Imagino que el motivo del cierre fue que la gente cayó rendida ante el encanto de los multicines. Diez salas, con diez películas distintas donde elegir, en diez horarios distintos, y rodeado de tiendas y restaurantes donde puedes comprarte esa camisa que te sienta tan bien, y comerte esa hamburguesa que te sienta tan mal. Yo, sinceramente, no le encontré ningún encanto a los multicines que abrieron en el pueblo. No por lo de las tiendas o las hamburguesas, que me parece perfecto, es que las salas eran una puta mierda, las películas se veían de puta pena, y el sonido era pésimo. Y no tenían ese olor a ambientador que solo tenía el cine de mi barrio.

Tras el cierre, el cine de mi barrio, que era un edificio independiente, quedó ahí como un monumento a tiempos pasados y, según mucha gente, entre ellos Karina, mejores. De vez en cuando lo utilizaban para grabar alguna película, o alguna serie, de policías, creo recordar, o para dar algún premio u homenaje a algún vecino ilustre, que haberlos, los había.

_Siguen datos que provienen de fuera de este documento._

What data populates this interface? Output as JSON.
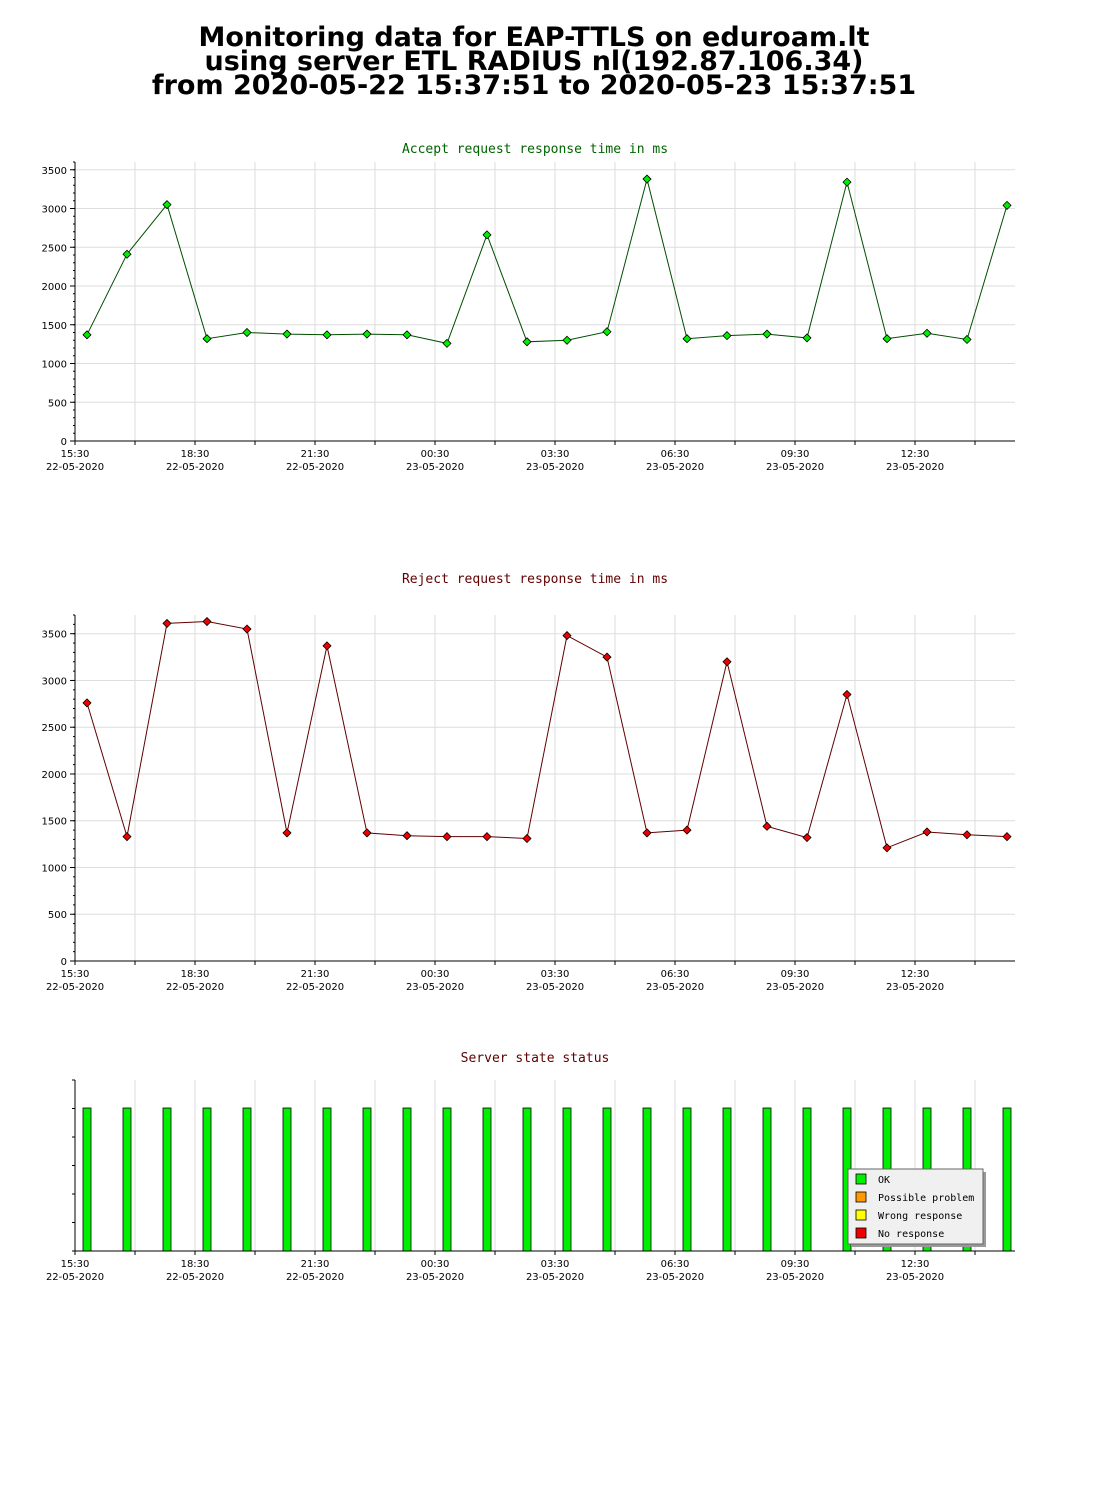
{
  "header": {
    "line1": "Monitoring data for EAP-TTLS on eduroam.lt",
    "line2": "using server ETL RADIUS nl(192.87.106.34)",
    "line3": "from 2020-05-22 15:37:51 to 2020-05-23 15:37:51"
  },
  "x_ticks": [
    {
      "time": "15:30",
      "date": "22-05-2020"
    },
    {
      "time": "18:30",
      "date": "22-05-2020"
    },
    {
      "time": "21:30",
      "date": "22-05-2020"
    },
    {
      "time": "00:30",
      "date": "23-05-2020"
    },
    {
      "time": "03:30",
      "date": "23-05-2020"
    },
    {
      "time": "06:30",
      "date": "23-05-2020"
    },
    {
      "time": "09:30",
      "date": "23-05-2020"
    },
    {
      "time": "12:30",
      "date": "23-05-2020"
    }
  ],
  "chart_data": [
    {
      "type": "line",
      "title": "Accept request response time in ms",
      "title_color": "#006400",
      "line_color": "#004d00",
      "marker_color": "#00ee00",
      "ylim": [
        0,
        3600
      ],
      "y_ticks": [
        0,
        500,
        1000,
        1500,
        2000,
        2500,
        3000,
        3500
      ],
      "x_range_hours": [
        0,
        23.5
      ],
      "x_hours": [
        0.3,
        1.3,
        2.3,
        3.3,
        4.3,
        5.3,
        6.3,
        7.3,
        8.3,
        9.3,
        10.3,
        11.3,
        12.3,
        13.3,
        14.3,
        15.3,
        16.3,
        17.3,
        18.3,
        19.3,
        20.3,
        21.3,
        22.3,
        23.3
      ],
      "values": [
        1370,
        2410,
        3050,
        1320,
        1400,
        1380,
        1370,
        1380,
        1370,
        1260,
        2660,
        1280,
        1300,
        1410,
        3380,
        1320,
        1360,
        1380,
        1330,
        3340,
        1320,
        1390,
        1310,
        3040
      ],
      "grid": true
    },
    {
      "type": "line",
      "title": "Reject request response time in ms",
      "title_color": "#600000",
      "line_color": "#600000",
      "marker_color": "#ee0000",
      "ylim": [
        0,
        3700
      ],
      "y_ticks": [
        0,
        500,
        1000,
        1500,
        2000,
        2500,
        3000,
        3500
      ],
      "x_range_hours": [
        0,
        23.5
      ],
      "x_hours": [
        0.3,
        1.3,
        2.3,
        3.3,
        4.3,
        5.3,
        6.3,
        7.3,
        8.3,
        9.3,
        10.3,
        11.3,
        12.3,
        13.3,
        14.3,
        15.3,
        16.3,
        17.3,
        18.3,
        19.3,
        20.3,
        21.3,
        22.3,
        23.3
      ],
      "values": [
        2760,
        1330,
        3610,
        3630,
        3550,
        1370,
        3370,
        1370,
        1340,
        1330,
        1330,
        1310,
        3480,
        3250,
        1370,
        1400,
        3200,
        1440,
        1320,
        2850,
        1210,
        1380,
        1350,
        1330
      ],
      "grid": true
    },
    {
      "type": "bar",
      "title": "Server state status",
      "title_color": "#600000",
      "x_range_hours": [
        0,
        23.5
      ],
      "x_hours": [
        0.3,
        1.3,
        2.3,
        3.3,
        4.3,
        5.3,
        6.3,
        7.3,
        8.3,
        9.3,
        10.3,
        11.3,
        12.3,
        13.3,
        14.3,
        15.3,
        16.3,
        17.3,
        18.3,
        19.3,
        20.3,
        21.3,
        22.3,
        23.3
      ],
      "values": [
        "OK",
        "OK",
        "OK",
        "OK",
        "OK",
        "OK",
        "OK",
        "OK",
        "OK",
        "OK",
        "OK",
        "OK",
        "OK",
        "OK",
        "OK",
        "OK",
        "OK",
        "OK",
        "OK",
        "OK",
        "OK",
        "OK",
        "OK",
        "OK"
      ],
      "legend": [
        {
          "label": "OK",
          "color": "#00ee00"
        },
        {
          "label": "Possible problem",
          "color": "#ff9900"
        },
        {
          "label": "Wrong response",
          "color": "#ffff00"
        },
        {
          "label": "No response",
          "color": "#ee0000"
        }
      ],
      "legend_position": "bottom-right"
    }
  ]
}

Y un día, alguien entró en el bar de la esquina y dijo que iban a derribar el cine.

¿Los multicines?

No, el cine. Van a hacer un bloque de viviendas con calidades de lujo.

Cagoenlaputa.

Y la cerveza nos supo amarga ese día.

Me han dicho que Serrat le canta a los fantasmas del Roxy. El cine de mi barrio no era famoso como el Roxy, ni ha tenido nunca fantasmas más allá de algún chulito de barrio que le gustaba pavonearse ante las chicas, pero el día que lo derribaron la gente del barrio se pasó para darle su último adiós, y alguna que otra lágrima cayó en la arena del descampado. Hubo gente que cogió un cascote del cine ya derribado y se lo llevo a casa, a casa de sus padres, porque por aquel entonces todos vivíamos todavía en casa de nuestros padres, cada uno en casa de los suyos, eso sí, nunca cambiábamos de padres, porque al igual que el cine de mi barrio era un cine como Dios manda, nosotros éramos hijos como Dios manda, es decir, respetábamos a nuestros padres, a los padres de nuestros padres, a los padres de los padres de nuestros padres, y al padre Alfredo, que era el cura del barrio, al que, por cierto, le encantaba ir al cine a ver las de romanos.

Cuando esos hijos como Dios manda se hipotecaron y se fueron de casa de sus padres a casa propia imagino que se llevarían consigo el cascote del cine del barrio, y lo guardarían en el trastero, metido en una caja de zapatos. Junto al ZX Spectrum, y a la caja con los casetes.

Y un día de estos subirán al trastero, a buscar una herramienta, y verán la caja de zapatos, llena de polvo, y se preguntarán qué demonios guardarían dentro. Y al abrirla se encontrarán con el cascote, y mirarán asustados hacia el techo pensando que se está derrumbando el edificio, el mundo, o la vida, que, dicho sea de paso, no es más que una mala película de serie B que se proyecta en cinecascote.